An expert bench being a Tribunal, it is duty to consider the case of the claimant for proper compensation and just compensation is to be awarded by the Claims Tribunal irrespective of the demand of the claimant. Therefore, according to my opinion, that contention of learned Advocate Mr. Mehul S. Shah also cannot be accepted and hence rejected. 12. In view of the above discussion made by this Court in respect to each contention raised by learned Advocate Mr.

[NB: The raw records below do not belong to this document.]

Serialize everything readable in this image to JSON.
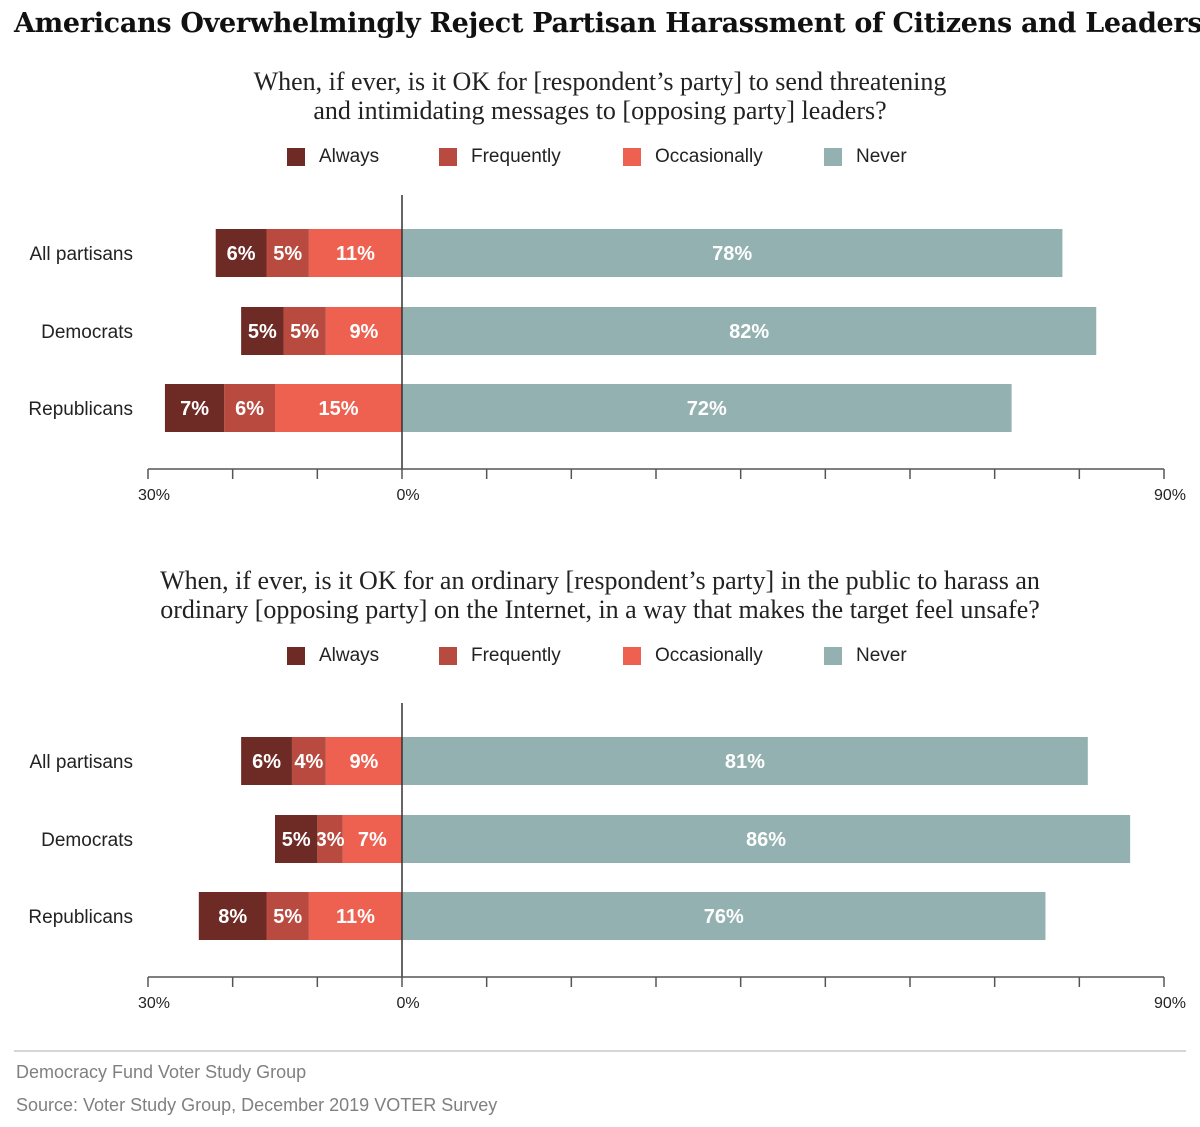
{
  "title": "Americans Overwhelmingly Reject Partisan Harassment of Citizens and Leaders",
  "legend": [
    {
      "label": "Always",
      "color": "#6e2a25"
    },
    {
      "label": "Frequently",
      "color": "#b84a3f"
    },
    {
      "label": "Occasionally",
      "color": "#ee6050"
    },
    {
      "label": "Never",
      "color": "#94b1b1"
    }
  ],
  "chart_data": [
    {
      "type": "bar",
      "subtype": "diverging-stacked-horizontal",
      "title": "When, if ever, is it OK for [respondent’s party] to send threatening and intimidating messages to [opposing party] leaders?",
      "title_lines": [
        "When, if ever, is it OK for [respondent’s party] to send threatening",
        "and intimidating messages to [opposing party] leaders?"
      ],
      "categories": [
        "All partisans",
        "Democrats",
        "Republicans"
      ],
      "series": [
        {
          "name": "Always",
          "values": [
            6,
            5,
            7
          ],
          "side": "left"
        },
        {
          "name": "Frequently",
          "values": [
            5,
            5,
            6
          ],
          "side": "left"
        },
        {
          "name": "Occasionally",
          "values": [
            11,
            9,
            15
          ],
          "side": "left"
        },
        {
          "name": "Never",
          "values": [
            78,
            82,
            72
          ],
          "side": "right"
        }
      ],
      "xlim": [
        -30,
        90
      ],
      "tick_step": 10,
      "tick_labels": [
        {
          "value": -30,
          "label": "30%"
        },
        {
          "value": 0,
          "label": "0%"
        },
        {
          "value": 90,
          "label": "90%"
        }
      ],
      "legend_position": "top-center",
      "grid": false
    },
    {
      "type": "bar",
      "subtype": "diverging-stacked-horizontal",
      "title": "When, if ever, is it OK for an ordinary [respondent’s party] in the public to harass an ordinary [opposing party] on the Internet, in a way that makes the target feel unsafe?",
      "title_lines": [
        "When, if ever, is it OK for an ordinary [respondent’s party] in the public to harass an",
        "ordinary [opposing party] on the Internet, in a way that makes the target feel unsafe?"
      ],
      "categories": [
        "All partisans",
        "Democrats",
        "Republicans"
      ],
      "series": [
        {
          "name": "Always",
          "values": [
            6,
            5,
            8
          ],
          "side": "left"
        },
        {
          "name": "Frequently",
          "values": [
            4,
            3,
            5
          ],
          "side": "left"
        },
        {
          "name": "Occasionally",
          "values": [
            9,
            7,
            11
          ],
          "side": "left"
        },
        {
          "name": "Never",
          "values": [
            81,
            86,
            76
          ],
          "side": "right"
        }
      ],
      "xlim": [
        -30,
        90
      ],
      "tick_step": 10,
      "tick_labels": [
        {
          "value": -30,
          "label": "30%"
        },
        {
          "value": 0,
          "label": "0%"
        },
        {
          "value": 90,
          "label": "90%"
        }
      ],
      "legend_position": "top-center",
      "grid": false
    }
  ],
  "footer": {
    "org": "Democracy Fund Voter Study Group",
    "source": "Source: Voter Study Group, December 2019 VOTER Survey"
  }
}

Mehul S. Shah, according to my opinion, Claims Tribunal has rightly examined matter and rightly discussed evidence on record. For that no error is committed by Tribunal which requires interference of this Court. 13. In view of the above, according to my opinion, there is no substance in the above appeals and therefore both these appeals are dismissed. 14. If any amount is deposited by the appellant before the Registry of this Court, the Registry of this Court is directed to transmit the same to the concerned Tribunal.